Rodriguez has been recovering slowly over the past few months. While still in Seattle, she completed a 12-week course of weekly physical therapy and got used to short walks in the hallway of her Airbnb. It took her awhile to lift or pull anything, and for months she couldn’t hold her new baby, Analia, on her own. 

She and her children finally returned to Bellingham in early May, deciding to move into her mother’s home for extra support. 

“It felt weird to be back here,” she said recently. “It had been five to six months since I’d been home.”

Since then, she’s added grocery shopping and cardiac rehabilitation, a medically supervised exercise program, to her routine. Because her immune system is still fragile, she tries to avoid crowds. She used to work as a server at her mother’s downtown Bellingham restaurant, Señor Lopez, but hasn’t thought about returning to the job just yet.

And she’s still getting used to the daily medications and now monthly drives to Seattle for her post-op appointments — which will likely continue in some form for the rest of her life.

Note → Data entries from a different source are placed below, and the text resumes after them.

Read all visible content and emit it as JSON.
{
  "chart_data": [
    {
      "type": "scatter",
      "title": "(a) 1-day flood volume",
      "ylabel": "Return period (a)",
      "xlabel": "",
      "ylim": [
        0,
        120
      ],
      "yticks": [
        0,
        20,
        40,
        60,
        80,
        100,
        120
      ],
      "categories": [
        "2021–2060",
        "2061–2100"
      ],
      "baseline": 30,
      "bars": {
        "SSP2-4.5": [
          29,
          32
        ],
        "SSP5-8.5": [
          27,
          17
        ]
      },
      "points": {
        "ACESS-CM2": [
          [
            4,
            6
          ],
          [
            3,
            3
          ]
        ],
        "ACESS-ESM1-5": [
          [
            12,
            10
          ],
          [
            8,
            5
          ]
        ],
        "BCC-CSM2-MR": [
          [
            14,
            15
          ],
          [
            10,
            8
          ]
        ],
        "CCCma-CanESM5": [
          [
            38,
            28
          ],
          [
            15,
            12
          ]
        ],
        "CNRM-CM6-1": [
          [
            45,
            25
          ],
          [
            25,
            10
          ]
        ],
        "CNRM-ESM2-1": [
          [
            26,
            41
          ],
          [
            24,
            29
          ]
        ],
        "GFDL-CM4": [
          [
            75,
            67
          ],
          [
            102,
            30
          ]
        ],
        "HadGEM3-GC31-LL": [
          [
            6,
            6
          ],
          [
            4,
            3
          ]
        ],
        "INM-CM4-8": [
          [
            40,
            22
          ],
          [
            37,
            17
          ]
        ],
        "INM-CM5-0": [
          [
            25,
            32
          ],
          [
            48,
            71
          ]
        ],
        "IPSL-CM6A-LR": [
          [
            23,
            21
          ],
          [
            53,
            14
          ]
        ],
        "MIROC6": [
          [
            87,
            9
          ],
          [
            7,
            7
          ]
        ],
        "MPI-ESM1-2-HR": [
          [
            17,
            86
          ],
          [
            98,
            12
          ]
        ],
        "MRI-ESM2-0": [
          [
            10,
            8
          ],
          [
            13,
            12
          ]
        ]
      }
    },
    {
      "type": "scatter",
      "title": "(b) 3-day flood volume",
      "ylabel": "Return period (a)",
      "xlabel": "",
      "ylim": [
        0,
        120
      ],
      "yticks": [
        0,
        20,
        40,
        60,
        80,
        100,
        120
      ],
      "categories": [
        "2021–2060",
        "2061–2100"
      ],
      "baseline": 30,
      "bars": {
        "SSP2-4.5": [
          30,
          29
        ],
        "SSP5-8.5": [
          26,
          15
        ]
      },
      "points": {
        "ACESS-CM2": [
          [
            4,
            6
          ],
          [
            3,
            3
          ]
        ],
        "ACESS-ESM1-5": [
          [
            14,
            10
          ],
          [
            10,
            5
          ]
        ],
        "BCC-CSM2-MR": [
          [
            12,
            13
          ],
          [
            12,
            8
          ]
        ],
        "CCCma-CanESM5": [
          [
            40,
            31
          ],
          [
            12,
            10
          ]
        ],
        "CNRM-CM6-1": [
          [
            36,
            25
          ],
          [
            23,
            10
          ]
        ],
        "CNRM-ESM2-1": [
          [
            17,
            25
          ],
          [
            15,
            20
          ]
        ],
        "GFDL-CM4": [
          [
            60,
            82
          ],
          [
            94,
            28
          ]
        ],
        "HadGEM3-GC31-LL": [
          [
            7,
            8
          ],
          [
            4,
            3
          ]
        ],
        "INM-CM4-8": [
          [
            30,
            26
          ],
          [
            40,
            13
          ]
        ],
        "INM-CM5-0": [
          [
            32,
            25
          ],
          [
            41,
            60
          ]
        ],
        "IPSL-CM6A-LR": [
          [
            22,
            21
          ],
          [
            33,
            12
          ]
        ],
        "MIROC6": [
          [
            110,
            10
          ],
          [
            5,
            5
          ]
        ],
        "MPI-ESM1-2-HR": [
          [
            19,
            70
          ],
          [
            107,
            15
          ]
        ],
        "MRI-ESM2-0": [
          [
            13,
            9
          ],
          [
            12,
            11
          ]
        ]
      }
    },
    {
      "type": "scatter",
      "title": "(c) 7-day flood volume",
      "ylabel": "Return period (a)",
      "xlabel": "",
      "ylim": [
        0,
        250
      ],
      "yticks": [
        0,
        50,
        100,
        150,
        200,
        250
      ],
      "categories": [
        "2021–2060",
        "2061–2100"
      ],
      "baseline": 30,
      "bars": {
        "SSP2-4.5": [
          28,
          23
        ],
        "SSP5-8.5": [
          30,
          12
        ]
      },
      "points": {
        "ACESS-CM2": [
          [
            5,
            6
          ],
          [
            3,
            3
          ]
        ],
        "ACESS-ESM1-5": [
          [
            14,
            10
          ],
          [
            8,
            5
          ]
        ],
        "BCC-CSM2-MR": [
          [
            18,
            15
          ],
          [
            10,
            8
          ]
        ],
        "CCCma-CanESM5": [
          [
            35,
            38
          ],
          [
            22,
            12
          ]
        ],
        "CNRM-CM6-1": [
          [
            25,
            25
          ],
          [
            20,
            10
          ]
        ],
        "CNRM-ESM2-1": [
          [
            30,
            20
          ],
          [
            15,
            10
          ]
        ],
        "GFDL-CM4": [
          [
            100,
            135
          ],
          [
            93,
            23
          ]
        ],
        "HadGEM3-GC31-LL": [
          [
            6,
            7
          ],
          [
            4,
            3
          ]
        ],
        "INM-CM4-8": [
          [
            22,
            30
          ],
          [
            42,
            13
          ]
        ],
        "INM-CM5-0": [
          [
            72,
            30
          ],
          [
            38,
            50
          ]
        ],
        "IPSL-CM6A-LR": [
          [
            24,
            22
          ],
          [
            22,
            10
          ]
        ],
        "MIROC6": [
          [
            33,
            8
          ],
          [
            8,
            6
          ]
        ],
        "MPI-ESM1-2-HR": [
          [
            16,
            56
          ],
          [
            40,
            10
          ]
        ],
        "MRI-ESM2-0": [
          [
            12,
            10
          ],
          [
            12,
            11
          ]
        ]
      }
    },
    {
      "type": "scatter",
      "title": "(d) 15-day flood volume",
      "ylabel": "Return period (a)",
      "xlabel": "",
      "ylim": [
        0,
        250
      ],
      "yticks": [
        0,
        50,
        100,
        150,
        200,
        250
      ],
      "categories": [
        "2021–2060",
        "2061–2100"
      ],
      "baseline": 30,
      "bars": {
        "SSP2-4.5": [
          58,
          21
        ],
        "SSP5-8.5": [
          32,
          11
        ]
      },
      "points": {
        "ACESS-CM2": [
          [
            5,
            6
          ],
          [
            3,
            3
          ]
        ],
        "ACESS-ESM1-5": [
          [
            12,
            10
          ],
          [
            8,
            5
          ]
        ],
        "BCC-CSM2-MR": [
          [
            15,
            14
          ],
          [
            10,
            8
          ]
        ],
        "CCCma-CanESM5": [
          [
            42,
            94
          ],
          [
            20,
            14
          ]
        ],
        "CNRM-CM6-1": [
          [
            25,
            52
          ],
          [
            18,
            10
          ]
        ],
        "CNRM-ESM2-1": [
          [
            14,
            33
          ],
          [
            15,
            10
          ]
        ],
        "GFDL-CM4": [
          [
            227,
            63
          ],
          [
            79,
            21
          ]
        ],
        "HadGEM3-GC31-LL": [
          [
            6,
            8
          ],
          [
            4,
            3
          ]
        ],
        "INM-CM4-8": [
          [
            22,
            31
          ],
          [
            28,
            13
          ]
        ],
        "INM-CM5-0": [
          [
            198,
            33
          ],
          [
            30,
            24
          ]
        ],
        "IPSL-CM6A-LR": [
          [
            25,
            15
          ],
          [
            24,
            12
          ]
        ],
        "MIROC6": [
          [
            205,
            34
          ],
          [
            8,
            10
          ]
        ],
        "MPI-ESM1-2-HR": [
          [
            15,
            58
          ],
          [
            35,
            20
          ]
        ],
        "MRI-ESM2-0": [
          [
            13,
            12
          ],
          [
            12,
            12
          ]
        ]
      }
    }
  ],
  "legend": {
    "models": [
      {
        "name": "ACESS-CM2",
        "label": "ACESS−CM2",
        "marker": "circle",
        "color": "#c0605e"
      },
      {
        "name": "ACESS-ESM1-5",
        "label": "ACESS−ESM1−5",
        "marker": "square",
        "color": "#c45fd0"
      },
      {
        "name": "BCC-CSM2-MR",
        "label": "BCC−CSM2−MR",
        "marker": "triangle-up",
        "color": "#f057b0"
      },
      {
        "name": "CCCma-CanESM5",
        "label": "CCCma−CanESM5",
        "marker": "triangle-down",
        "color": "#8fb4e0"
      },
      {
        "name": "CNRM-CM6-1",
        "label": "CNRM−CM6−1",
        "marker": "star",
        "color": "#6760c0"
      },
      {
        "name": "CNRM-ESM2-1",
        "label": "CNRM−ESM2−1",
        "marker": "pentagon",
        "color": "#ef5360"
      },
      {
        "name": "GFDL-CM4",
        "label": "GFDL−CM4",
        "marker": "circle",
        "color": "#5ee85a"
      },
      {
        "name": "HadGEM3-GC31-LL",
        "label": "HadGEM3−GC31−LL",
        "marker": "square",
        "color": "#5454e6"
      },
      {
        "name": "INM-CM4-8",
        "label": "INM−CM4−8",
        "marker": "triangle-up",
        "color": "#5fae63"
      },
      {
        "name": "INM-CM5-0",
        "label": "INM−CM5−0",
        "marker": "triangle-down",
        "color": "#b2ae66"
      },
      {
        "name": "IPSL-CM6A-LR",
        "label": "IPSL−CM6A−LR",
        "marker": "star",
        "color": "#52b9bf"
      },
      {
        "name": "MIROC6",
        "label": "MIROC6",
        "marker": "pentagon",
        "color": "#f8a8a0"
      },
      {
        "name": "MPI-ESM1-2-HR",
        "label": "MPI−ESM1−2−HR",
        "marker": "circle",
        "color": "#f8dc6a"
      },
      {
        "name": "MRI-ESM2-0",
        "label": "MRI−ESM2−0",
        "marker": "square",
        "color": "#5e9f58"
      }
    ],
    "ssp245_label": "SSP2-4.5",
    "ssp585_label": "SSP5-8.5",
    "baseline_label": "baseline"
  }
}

Her family accompanies her to each one.

After her most recent appointment, Rodriguez stepped outside the hospital to rejoin her father and kids, waiting in a car by the curb. She smiled as she picked up 8-month-old Analia — something she can do easily now. Junior and Adrian popped their heads out to greet their mother.

The family’s Christmas trip to Mexico, canceled last year, has been rescheduled for this December. They can’t wait.

“I hope that if this happens again to someone, this [experience] will make them not as scared of the surgery,” she said, expressing gratitude for her “amazing” doctors and nurses. “There’s a success story behind it.”

At UW Medical Center, doctors are also still reeling from the experience. Rodriguez’s care team has since published their work in a peer-reviewed journal and has started working with other patients at the hospital who might benefit from the same procedure. UW Medicine has also opened conversations with other regional health care systems about working with more highly sensitized patients in the Pacific Northwest.

“These patients have presented very big problems for programs in the past,” Lin said. “They’re patients we had written off as not transplantable, but now there may be some hope.”

There are still complicated questions about the surgery, Pal said, but “knowing Adriana did well is really encouraging and hopefully allows us to apply this therapy more broadly.”